La Belgique se classe 11ᵉ sur 41 pour la pauvreté infantile, avec 14,4 % des enfants vivant sous le seuil de 60 % du revenu médian.
Le Report Card 20, « Unequal chances. Children and economic inequality », examine le lien entre inégalités économiques et bien‑être des enfants dans 44 pays de l’OCDE (Organisation de coopération et de développement économiques) et à revenu élevé.
Le rapport met en évidence des écarts persistants : dans la plupart des pays étudiés, les inégalités de revenus et la pauvreté infantile restent élevées. En moyenne, les 20 % de ménages les plus riches gagnent plus de cinq fois le revenu des 20 % les plus pauvres. Par ailleurs, près d’un·e enfant sur cinq vit dans la pauvreté monétaire, ce qui peut compromettre la satisfaction de ses besoins essentiels.

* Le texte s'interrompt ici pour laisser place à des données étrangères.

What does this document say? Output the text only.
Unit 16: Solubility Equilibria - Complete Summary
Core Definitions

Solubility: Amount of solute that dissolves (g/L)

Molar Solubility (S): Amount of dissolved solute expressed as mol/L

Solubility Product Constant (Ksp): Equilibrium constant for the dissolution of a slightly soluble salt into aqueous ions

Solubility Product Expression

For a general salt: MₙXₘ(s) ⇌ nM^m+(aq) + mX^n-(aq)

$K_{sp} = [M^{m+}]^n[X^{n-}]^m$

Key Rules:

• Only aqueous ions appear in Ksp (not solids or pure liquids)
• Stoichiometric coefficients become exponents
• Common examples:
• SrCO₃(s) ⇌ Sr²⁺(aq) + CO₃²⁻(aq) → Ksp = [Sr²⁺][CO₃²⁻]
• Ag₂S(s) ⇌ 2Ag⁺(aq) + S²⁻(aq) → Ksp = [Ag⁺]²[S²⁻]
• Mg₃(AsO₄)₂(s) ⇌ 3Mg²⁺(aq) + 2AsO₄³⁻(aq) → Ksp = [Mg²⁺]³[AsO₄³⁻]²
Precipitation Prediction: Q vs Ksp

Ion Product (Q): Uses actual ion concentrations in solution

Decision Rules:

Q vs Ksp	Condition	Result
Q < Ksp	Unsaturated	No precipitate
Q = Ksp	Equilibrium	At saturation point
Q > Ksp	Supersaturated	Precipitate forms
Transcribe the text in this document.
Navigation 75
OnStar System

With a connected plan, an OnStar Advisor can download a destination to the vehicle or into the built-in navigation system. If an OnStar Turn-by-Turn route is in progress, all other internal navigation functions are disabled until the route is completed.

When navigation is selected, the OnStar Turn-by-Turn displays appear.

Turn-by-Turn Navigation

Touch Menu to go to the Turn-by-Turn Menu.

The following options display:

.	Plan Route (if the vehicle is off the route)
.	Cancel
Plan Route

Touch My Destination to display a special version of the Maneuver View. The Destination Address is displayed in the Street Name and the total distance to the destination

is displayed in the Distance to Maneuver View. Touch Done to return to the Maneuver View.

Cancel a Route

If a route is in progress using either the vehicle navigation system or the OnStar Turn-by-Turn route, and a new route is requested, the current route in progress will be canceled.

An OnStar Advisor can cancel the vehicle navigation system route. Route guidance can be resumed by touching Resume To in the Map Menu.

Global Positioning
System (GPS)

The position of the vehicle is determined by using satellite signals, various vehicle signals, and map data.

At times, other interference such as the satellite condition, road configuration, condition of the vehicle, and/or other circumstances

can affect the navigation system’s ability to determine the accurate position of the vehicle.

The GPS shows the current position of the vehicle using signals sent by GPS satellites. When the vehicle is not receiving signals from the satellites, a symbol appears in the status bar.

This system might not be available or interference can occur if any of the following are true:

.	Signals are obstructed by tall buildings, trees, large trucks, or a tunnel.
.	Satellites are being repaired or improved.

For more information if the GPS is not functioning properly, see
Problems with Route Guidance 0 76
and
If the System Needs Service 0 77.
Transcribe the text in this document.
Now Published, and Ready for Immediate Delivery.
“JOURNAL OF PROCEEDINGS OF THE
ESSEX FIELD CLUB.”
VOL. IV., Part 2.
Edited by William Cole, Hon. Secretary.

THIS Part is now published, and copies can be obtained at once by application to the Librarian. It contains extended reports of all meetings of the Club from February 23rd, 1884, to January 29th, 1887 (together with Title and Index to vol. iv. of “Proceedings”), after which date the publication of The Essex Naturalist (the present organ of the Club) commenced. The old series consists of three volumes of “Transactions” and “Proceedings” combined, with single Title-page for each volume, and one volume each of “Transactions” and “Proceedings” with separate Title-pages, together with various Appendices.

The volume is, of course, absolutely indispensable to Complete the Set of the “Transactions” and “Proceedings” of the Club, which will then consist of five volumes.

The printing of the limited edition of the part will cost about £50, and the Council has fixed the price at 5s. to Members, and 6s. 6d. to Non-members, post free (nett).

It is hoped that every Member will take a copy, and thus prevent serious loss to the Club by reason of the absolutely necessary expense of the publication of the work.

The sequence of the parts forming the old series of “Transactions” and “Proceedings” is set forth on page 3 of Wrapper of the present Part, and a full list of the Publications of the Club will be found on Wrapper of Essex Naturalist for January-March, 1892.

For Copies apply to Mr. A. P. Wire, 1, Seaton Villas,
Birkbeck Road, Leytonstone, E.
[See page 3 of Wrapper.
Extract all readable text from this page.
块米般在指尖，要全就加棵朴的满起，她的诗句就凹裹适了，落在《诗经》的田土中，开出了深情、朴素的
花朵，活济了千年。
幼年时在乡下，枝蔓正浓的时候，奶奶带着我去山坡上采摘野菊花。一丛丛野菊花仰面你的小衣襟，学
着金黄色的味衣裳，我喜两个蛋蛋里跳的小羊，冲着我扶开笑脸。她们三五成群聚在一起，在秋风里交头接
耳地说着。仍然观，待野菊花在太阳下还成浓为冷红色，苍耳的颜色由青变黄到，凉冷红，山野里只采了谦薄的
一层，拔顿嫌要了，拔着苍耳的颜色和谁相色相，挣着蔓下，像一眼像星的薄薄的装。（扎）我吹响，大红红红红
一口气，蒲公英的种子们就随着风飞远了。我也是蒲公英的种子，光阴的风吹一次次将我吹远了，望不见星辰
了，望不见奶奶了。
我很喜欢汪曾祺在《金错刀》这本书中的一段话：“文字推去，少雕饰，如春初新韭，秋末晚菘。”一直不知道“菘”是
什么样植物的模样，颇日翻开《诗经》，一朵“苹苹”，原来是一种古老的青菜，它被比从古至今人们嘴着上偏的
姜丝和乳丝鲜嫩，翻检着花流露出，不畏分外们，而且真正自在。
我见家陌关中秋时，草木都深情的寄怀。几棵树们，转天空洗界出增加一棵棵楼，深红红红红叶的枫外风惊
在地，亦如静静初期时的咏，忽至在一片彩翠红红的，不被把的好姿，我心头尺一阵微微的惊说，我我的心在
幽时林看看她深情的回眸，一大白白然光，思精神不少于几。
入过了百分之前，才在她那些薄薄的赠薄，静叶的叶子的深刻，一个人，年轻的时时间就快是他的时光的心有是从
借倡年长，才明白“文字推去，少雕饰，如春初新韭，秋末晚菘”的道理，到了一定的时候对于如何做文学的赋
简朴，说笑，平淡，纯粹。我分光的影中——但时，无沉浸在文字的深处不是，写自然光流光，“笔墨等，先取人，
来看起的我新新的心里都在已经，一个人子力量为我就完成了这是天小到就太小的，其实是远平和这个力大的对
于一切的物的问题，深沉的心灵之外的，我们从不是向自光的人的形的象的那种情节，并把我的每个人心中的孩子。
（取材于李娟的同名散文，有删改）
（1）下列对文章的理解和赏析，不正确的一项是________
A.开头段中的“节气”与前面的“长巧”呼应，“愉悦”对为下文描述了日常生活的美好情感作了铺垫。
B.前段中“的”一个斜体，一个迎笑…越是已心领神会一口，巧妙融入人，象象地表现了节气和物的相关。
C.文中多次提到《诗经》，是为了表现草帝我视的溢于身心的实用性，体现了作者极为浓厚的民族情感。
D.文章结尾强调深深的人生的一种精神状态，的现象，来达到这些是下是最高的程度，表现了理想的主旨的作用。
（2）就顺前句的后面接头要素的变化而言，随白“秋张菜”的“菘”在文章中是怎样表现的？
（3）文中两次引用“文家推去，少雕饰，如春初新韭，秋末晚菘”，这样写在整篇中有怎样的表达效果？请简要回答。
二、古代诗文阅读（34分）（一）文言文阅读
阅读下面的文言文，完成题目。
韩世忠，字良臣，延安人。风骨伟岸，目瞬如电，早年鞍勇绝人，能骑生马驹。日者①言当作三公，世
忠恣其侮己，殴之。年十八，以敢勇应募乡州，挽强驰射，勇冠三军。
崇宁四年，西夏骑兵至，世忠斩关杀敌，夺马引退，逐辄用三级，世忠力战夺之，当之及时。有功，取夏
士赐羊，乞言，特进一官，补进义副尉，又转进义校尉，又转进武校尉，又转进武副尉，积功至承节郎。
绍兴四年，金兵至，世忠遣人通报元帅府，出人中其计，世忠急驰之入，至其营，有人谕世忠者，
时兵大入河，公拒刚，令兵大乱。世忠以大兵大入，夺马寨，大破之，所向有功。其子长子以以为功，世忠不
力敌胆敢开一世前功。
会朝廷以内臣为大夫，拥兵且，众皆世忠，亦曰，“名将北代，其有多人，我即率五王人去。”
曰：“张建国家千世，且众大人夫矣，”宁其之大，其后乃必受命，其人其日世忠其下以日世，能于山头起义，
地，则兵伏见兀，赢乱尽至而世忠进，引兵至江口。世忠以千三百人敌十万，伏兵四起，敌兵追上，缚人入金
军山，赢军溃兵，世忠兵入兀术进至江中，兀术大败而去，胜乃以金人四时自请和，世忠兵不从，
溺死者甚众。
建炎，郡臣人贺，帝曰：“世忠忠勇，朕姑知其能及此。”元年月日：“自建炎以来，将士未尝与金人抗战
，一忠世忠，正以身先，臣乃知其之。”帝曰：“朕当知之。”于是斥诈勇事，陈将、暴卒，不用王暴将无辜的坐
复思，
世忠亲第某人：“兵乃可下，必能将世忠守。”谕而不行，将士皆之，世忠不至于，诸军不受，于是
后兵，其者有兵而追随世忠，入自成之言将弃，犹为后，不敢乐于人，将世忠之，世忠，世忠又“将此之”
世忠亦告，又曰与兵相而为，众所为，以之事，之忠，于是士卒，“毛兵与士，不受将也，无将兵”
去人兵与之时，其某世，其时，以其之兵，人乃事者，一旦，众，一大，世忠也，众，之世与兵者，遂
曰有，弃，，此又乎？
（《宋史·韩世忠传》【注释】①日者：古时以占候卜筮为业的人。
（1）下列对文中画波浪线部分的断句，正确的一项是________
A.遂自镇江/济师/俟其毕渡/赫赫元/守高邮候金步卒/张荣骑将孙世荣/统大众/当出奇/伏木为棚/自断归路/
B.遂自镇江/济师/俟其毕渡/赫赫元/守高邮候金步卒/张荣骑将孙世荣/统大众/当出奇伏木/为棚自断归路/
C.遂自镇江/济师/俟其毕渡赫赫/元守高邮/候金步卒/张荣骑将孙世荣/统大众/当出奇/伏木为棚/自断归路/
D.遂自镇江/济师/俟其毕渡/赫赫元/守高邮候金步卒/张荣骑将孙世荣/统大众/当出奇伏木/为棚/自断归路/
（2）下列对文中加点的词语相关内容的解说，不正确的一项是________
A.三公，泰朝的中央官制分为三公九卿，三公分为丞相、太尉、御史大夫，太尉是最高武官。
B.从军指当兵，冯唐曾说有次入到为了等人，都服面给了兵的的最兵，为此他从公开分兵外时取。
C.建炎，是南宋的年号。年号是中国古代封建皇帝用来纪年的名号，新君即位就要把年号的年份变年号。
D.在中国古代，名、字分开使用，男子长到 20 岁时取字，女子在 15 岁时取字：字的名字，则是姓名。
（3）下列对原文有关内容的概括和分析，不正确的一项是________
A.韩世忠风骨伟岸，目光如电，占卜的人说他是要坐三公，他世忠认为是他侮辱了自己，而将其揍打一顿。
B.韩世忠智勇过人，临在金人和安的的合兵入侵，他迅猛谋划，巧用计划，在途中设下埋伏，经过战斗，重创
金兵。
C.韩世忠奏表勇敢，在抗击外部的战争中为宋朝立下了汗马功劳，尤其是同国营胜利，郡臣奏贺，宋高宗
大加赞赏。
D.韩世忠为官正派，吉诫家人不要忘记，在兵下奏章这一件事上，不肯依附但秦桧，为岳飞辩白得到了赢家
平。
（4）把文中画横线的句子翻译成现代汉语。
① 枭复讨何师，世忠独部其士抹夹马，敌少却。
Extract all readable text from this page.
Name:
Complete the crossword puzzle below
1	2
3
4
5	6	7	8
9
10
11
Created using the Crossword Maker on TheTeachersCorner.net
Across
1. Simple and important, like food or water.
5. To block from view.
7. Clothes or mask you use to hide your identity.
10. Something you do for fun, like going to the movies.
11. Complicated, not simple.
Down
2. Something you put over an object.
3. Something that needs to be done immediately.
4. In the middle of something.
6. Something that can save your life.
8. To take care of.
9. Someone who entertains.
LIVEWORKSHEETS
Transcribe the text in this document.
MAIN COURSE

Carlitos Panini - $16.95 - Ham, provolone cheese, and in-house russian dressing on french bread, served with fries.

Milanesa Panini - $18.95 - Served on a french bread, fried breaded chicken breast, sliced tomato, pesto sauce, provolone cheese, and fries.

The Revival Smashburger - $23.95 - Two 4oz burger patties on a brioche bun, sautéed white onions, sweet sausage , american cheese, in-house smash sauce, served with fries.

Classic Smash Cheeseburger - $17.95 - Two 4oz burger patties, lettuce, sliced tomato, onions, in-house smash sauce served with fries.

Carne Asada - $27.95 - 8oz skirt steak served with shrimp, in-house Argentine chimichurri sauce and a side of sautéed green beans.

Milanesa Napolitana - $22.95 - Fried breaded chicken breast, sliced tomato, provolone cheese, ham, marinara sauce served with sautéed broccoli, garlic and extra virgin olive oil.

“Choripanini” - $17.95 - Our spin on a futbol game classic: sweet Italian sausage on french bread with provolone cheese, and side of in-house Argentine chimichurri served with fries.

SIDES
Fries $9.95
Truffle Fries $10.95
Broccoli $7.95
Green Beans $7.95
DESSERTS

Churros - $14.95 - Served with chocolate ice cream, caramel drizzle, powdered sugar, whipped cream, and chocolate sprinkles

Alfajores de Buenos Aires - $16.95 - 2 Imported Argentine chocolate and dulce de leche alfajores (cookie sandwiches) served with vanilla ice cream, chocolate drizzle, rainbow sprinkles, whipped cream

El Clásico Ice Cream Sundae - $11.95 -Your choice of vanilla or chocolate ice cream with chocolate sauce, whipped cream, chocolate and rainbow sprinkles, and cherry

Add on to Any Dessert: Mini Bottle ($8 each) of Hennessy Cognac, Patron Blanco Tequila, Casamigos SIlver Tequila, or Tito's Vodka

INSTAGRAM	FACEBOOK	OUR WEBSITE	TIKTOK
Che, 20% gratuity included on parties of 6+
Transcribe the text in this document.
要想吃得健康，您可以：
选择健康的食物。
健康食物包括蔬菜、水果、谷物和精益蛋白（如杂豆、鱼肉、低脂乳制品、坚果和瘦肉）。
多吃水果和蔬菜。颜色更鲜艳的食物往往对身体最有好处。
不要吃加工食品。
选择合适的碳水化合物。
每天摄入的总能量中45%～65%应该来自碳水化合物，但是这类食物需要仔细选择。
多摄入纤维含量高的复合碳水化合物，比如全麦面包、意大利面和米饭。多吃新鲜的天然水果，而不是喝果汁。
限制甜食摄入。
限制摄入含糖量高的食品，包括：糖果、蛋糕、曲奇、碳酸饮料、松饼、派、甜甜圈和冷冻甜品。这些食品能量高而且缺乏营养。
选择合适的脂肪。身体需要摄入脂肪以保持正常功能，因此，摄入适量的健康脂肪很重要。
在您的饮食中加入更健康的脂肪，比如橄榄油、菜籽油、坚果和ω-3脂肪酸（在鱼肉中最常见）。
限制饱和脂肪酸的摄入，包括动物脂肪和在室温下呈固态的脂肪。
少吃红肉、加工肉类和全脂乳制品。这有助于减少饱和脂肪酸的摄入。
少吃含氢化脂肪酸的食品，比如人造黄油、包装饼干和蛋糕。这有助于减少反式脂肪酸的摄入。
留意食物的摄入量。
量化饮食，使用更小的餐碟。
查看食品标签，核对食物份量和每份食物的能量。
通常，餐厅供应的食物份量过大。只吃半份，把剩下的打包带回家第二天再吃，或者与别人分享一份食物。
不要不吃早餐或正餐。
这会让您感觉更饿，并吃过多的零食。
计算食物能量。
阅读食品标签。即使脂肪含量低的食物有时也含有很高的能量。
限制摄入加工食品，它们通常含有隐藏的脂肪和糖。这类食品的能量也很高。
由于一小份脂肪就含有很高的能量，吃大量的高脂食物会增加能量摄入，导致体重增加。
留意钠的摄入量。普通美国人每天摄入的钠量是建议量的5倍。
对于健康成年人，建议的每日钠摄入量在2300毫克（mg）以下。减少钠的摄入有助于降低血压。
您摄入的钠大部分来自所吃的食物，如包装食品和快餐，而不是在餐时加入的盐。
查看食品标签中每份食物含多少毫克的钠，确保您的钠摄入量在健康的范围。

Parmi les pays disposant de données comparables, la Belgique enregistre des inégalités de revenus marquées : les 20 % les plus aisés gagnent 3,57 fois plus que les 20 % les plus modestes, plaçant le pays au 5ᵉ rang sur 40. Le pays se classe également 11ᵉ pour la pauvreté infantile, avec 14,4 % des enfants vivant sous le seuil de 60 % du revenu médian.
Des résultats très contrastés en Belgique
« La Belgique est dans une situation vraiment contrastée : en matière de santé physique, elle est à la 7ᵉ place sur 41 avec un taux de mortalité faible. Mais un·e enfant sur 5 est tout de même en surpoids », déclare Christèle Devos, directrice générale d’UNICEF Belgique.
En matière de santé mentale, la situation est plus préoccupante. La Belgique se classe 24ᵉ pour le taux de suicide chez les jeunes, avec 6,31 décès pour 100.000 chez les 15-19 ans – un niveau plus élevé que dans plusieurs pays voisins, comme les Pays-Bas (5,1), l’Allemagne (4,14), la France (3,71) ou le Luxembourg (2,0).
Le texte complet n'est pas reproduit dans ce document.